VwGH 2001/09/0191

VwGH2001/09/019119.12.2002

Der Verwaltungsgerichtshof hat durch den Vorsitzenden Senatspräsident Dr. Germ und die Hofräte Dr. Händschke und Dr. Rosenmayr als Richter, im Beisein der Schriftführerin Dr. Hanslik über die Beschwerde des P in W, vertreten durch Dr. Gerhard Mitterböck, Rechtsanwalt in 1080 Wien, Josefstädterstraße 34, gegen den Bescheid des Unabhängigen Verwaltungssenates Wien vom 23. Juli 2001, Zl.

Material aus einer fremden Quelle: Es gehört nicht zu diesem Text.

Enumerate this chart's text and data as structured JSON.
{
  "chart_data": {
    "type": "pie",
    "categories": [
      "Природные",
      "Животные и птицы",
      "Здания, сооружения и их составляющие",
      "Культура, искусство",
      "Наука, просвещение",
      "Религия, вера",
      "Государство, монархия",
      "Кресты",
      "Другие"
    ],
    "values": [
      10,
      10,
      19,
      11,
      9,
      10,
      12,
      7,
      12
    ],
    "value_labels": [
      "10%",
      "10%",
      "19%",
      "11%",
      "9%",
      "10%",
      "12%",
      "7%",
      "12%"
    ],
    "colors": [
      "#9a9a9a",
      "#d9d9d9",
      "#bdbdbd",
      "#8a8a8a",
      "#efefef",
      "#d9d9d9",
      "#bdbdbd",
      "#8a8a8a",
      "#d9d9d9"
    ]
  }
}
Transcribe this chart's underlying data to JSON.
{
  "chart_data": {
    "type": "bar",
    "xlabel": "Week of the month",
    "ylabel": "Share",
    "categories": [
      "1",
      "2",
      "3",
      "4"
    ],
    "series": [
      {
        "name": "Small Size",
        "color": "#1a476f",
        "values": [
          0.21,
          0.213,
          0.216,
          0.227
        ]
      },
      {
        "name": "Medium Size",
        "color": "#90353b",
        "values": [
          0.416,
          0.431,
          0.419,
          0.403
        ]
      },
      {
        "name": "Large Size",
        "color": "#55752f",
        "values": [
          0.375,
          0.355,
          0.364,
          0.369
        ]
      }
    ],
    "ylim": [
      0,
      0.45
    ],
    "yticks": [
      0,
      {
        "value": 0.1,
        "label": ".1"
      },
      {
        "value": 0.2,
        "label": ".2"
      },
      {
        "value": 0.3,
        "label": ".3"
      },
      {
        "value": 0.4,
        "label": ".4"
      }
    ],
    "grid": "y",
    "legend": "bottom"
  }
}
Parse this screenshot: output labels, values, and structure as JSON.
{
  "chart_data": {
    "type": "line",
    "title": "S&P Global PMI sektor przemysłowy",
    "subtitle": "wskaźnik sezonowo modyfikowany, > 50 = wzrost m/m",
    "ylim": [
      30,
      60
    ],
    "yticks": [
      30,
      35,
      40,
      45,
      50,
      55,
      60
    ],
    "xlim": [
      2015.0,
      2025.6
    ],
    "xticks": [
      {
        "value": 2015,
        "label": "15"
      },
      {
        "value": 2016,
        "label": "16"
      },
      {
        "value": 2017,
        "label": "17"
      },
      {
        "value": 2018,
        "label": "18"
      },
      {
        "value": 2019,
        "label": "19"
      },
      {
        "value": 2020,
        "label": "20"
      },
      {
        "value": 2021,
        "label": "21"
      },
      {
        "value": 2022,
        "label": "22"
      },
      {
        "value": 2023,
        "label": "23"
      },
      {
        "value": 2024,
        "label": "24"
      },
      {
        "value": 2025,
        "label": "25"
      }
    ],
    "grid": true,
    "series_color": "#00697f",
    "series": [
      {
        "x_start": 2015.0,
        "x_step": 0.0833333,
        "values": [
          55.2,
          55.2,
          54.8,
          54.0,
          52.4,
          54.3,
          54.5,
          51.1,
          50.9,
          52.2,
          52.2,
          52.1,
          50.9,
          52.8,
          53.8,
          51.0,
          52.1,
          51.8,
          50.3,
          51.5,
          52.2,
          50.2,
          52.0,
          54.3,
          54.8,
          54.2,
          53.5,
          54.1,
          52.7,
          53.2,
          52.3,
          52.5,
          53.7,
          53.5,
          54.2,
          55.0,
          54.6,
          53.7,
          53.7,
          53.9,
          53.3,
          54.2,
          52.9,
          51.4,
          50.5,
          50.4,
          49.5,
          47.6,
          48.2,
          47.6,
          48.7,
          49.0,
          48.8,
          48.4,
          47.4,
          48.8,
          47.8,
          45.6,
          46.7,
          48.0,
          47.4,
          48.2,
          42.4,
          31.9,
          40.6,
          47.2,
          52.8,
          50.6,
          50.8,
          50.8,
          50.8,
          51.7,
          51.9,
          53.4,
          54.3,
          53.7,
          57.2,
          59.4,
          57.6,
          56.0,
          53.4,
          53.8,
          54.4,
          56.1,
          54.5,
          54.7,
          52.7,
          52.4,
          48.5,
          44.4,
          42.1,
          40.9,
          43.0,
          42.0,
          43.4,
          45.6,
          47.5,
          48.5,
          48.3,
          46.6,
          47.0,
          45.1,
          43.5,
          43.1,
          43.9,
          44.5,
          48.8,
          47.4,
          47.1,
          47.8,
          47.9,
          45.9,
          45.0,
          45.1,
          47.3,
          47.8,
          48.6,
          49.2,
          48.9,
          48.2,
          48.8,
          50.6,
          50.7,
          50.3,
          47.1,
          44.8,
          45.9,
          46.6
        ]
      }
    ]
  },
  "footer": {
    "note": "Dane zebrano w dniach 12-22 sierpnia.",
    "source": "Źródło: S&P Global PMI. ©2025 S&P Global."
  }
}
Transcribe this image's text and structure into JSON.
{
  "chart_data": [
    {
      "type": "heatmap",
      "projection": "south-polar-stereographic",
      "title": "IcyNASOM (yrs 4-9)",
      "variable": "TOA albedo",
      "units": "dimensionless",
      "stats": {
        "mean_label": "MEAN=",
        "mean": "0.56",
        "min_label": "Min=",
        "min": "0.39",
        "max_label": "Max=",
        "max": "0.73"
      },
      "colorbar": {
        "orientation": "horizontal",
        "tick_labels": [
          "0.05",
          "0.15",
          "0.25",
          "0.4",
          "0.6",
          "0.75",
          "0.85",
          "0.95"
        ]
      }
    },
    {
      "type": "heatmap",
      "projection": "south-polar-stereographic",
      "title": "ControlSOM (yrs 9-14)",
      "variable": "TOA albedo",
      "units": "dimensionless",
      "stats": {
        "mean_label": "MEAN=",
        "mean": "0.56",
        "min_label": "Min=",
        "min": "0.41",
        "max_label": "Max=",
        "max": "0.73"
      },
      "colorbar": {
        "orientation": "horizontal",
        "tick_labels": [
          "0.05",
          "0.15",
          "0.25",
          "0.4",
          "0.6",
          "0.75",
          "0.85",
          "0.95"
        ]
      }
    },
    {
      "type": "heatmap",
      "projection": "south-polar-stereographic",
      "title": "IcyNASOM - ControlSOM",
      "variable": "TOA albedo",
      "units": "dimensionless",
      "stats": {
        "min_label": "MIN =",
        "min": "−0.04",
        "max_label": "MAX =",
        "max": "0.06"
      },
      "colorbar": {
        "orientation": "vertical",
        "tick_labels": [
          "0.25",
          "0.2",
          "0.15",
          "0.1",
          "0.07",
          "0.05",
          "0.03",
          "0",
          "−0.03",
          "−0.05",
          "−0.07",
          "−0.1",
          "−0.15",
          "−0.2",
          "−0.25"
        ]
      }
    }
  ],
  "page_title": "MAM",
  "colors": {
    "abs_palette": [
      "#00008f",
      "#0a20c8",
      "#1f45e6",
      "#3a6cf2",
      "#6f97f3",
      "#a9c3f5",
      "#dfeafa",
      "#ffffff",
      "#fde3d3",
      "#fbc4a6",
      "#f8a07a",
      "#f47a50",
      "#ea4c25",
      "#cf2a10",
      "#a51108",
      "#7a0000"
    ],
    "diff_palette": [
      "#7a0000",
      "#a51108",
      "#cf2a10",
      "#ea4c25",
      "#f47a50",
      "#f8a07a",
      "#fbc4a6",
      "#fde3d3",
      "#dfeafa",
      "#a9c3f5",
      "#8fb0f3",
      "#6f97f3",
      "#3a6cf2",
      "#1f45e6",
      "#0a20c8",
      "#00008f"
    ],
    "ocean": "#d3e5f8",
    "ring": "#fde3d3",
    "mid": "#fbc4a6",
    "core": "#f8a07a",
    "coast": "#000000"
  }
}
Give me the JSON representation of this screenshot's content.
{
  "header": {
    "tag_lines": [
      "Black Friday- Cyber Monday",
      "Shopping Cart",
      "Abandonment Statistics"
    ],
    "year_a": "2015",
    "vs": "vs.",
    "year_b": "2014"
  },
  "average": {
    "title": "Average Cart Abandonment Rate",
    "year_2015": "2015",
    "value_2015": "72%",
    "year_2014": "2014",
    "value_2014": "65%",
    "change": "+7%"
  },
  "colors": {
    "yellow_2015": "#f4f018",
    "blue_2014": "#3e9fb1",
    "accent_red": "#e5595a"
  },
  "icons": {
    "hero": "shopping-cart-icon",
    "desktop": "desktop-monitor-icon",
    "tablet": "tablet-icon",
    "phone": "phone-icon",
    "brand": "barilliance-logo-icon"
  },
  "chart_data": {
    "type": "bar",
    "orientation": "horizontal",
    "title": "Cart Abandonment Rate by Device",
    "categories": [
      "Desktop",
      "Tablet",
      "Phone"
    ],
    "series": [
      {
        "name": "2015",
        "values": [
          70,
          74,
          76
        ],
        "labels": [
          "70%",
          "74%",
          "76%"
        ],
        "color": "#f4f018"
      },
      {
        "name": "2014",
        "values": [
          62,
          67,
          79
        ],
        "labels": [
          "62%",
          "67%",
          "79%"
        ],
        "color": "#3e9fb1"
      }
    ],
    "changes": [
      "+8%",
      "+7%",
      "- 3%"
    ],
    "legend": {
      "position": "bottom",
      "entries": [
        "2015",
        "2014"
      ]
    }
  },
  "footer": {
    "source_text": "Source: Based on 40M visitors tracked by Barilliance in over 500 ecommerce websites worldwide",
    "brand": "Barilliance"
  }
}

UVS- 07/A/37/5587/2000/57, betreffend Bestrafung nach dem Ausländerbeschäftigungsgesetz (weitere Parteien: Bundesminister für Wirtschaft und Arbeit und Bundesminister für Finanzen), zu Recht erkannt:

Normen

AuslBG §2 Abs2;
AuslBG §28 Abs1 Z1 lita;
AuslBG §29 Abs1;
AuslBG §3 Abs1;
VStG §19;
AuslBG §2 Abs2;
AuslBG §28 Abs1 Z1 lita;
AuslBG §29 Abs1;
AuslBG §3 Abs1;
VStG §19;

 

Spruch:

Der angefochtene Bescheid wird wegen Rechtswidrigkeit infolge Verletzung von Verfahrensvorschriften aufgehoben.

Der Bund hat dem Beschwerdeführer Aufwendungen in der Höhe von EUR 1089,68 binnen zwei Wochen bei sonstiger Exekution zu ersetzen.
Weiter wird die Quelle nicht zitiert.